Je vous dirai que j'ai reçu des nouvelles de Narcisse. Il est
en bonne santé lui aussi. Il n'y a que Joannès Presle
que je n'en sais pas de nouvelles.
Je vous dirai que nous avons eu une attaque par les Boches du côté
de Soissons. Vous pouvez croire que nous en avons étendu car
ils venaient en colonne et nous autres qui les attendions.

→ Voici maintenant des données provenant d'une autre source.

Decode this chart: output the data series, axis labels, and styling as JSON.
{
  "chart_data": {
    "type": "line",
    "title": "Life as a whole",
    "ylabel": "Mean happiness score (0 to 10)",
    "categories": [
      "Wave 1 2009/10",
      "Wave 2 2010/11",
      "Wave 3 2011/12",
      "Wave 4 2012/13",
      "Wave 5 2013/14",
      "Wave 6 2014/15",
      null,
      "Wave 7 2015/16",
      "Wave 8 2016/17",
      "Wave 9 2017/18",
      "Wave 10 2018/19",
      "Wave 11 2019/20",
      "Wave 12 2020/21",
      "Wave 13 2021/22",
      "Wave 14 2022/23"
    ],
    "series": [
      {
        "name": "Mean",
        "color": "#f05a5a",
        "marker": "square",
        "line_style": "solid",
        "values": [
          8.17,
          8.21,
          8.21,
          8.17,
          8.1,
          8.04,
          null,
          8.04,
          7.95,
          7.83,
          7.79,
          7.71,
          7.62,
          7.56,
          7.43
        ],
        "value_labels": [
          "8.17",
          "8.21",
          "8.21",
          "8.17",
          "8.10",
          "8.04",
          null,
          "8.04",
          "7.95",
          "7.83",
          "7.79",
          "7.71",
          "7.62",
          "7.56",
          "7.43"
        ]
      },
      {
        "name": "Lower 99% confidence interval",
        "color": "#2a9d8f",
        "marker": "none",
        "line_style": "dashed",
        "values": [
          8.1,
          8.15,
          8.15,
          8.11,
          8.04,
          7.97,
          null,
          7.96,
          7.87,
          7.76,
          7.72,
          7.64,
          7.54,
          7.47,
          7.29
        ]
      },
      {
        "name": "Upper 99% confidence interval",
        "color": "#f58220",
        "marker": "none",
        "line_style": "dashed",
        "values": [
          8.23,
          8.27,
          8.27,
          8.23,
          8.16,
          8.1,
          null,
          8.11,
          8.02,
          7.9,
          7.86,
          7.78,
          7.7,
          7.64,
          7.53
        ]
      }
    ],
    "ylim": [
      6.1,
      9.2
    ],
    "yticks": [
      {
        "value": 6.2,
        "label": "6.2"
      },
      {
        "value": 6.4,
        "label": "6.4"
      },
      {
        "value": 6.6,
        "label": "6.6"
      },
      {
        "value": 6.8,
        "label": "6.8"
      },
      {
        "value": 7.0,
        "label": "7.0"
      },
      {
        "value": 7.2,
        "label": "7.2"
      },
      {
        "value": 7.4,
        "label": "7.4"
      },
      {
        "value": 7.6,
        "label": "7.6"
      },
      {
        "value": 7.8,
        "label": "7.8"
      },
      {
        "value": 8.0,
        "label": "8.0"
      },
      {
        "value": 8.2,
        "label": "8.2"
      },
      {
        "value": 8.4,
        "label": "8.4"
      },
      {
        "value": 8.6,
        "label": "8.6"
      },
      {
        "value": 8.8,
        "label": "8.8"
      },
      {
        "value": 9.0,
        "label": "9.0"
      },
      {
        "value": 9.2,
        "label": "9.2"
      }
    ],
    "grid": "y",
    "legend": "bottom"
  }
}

Au revoir chers beau-frère et belle-sur. Au plaisir de
se voir. Votre beau-frère qui vous aime.
Jean Fauchet
216e régiment, 21re compagnie, 4e section Secteur postal n°
58
2 - Les troupes coloniales : Les Marocains
arrivent
Maaste-Violaine
13 février 1915
Chers beau-frère et belle-sur,
C'est avec plaisir que je fais réponse à votre lettre
qui m'a fait plaisir d'apprendre de vos nouvelles et surtout de vous
savoir en bonne santé. Moi aussi je suis en bonne santé
et je désire que ma lettre vous trouve de même.

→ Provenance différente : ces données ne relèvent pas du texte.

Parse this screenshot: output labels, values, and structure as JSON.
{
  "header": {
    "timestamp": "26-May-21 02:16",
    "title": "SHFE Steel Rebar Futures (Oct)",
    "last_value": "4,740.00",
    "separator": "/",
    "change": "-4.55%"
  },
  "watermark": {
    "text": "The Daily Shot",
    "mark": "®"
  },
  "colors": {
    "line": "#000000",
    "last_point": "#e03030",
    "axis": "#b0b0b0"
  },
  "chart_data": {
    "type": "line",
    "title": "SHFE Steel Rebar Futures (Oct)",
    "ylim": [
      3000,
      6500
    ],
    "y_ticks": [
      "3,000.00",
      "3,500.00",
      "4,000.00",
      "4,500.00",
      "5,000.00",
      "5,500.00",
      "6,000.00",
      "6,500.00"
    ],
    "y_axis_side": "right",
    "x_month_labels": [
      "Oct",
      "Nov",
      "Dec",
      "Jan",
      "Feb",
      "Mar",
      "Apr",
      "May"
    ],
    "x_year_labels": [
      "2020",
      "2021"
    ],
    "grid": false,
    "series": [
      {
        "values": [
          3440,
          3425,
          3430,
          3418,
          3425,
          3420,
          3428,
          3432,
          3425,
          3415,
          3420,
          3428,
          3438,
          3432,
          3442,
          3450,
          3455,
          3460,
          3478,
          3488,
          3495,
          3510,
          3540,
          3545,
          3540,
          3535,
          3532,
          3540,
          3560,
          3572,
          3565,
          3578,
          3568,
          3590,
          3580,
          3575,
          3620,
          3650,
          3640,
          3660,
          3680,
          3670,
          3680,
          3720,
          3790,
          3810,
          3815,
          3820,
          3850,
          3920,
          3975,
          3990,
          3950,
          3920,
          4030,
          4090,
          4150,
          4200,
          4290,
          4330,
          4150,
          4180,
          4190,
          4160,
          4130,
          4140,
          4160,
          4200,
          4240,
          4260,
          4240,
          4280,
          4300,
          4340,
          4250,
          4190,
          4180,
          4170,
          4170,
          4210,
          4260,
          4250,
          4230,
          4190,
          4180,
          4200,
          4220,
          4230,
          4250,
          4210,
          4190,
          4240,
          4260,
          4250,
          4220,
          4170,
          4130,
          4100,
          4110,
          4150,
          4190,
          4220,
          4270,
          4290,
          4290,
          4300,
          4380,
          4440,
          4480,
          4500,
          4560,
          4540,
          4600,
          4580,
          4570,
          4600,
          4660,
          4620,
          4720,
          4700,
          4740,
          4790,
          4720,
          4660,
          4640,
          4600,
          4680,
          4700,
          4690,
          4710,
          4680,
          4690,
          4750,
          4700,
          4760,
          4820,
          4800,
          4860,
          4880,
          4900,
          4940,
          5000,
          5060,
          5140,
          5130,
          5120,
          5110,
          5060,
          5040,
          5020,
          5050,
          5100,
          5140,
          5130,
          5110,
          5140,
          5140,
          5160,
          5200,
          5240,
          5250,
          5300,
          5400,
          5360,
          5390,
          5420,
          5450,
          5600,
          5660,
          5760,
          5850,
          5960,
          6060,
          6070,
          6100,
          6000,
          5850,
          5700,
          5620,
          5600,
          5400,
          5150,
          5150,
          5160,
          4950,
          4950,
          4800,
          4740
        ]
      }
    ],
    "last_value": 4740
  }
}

Cher beau-frère je vous dirai que nous sommes sortis de la ligne
de feu. Nous sommes à 18 km de Soissons depuis le 22 janvier.
Nous avons pas remonté aux tranchées. Nous sommes heureux
à comparer ces tranchées car en plusieurs fois nous y
sommes restés 5 jours sans être relevés les pieds
dans l'eau jusqu'aux genoux sans parler de se reposer une minute. Il
fallait dormir tout droit comme les chevaux. Aussi de 300 que l'on était
par compagnie nous restons que 130 et encore pas solides car le mauvais
temps nous a esquintés après y avoir resté 4 mois
à coucher dehors et aussi quelques morts et blessés.
Cher beau-frère je vous dirai qu'on vient de nous vacciner au
sérum pour la typhoïde. Ils nous ont vaccinés derrière
l'épaule gauche. Ca nous a tous mis malades. Il paraît
qu'on va nous le refaire 3 fois.
J'ai reçu des nouvelles de Narcisse. Il me dit qu'il y a passé
lui aussi et ça l'a fait bien souffrir mais à présent
il va mieux.
Cher beau-frère nous sommes été passer des revues
les jours passés à Harteme . C'est à 10 km de Maaste.
Nous y sommes été 2 jours de suite. Le premier jour c'est
le général de division Dolot qui nous a passés
en revue. Et le second jour c'est le général en chef Joffre.
Il y avait toute la division avec ses aéroplanes et autos.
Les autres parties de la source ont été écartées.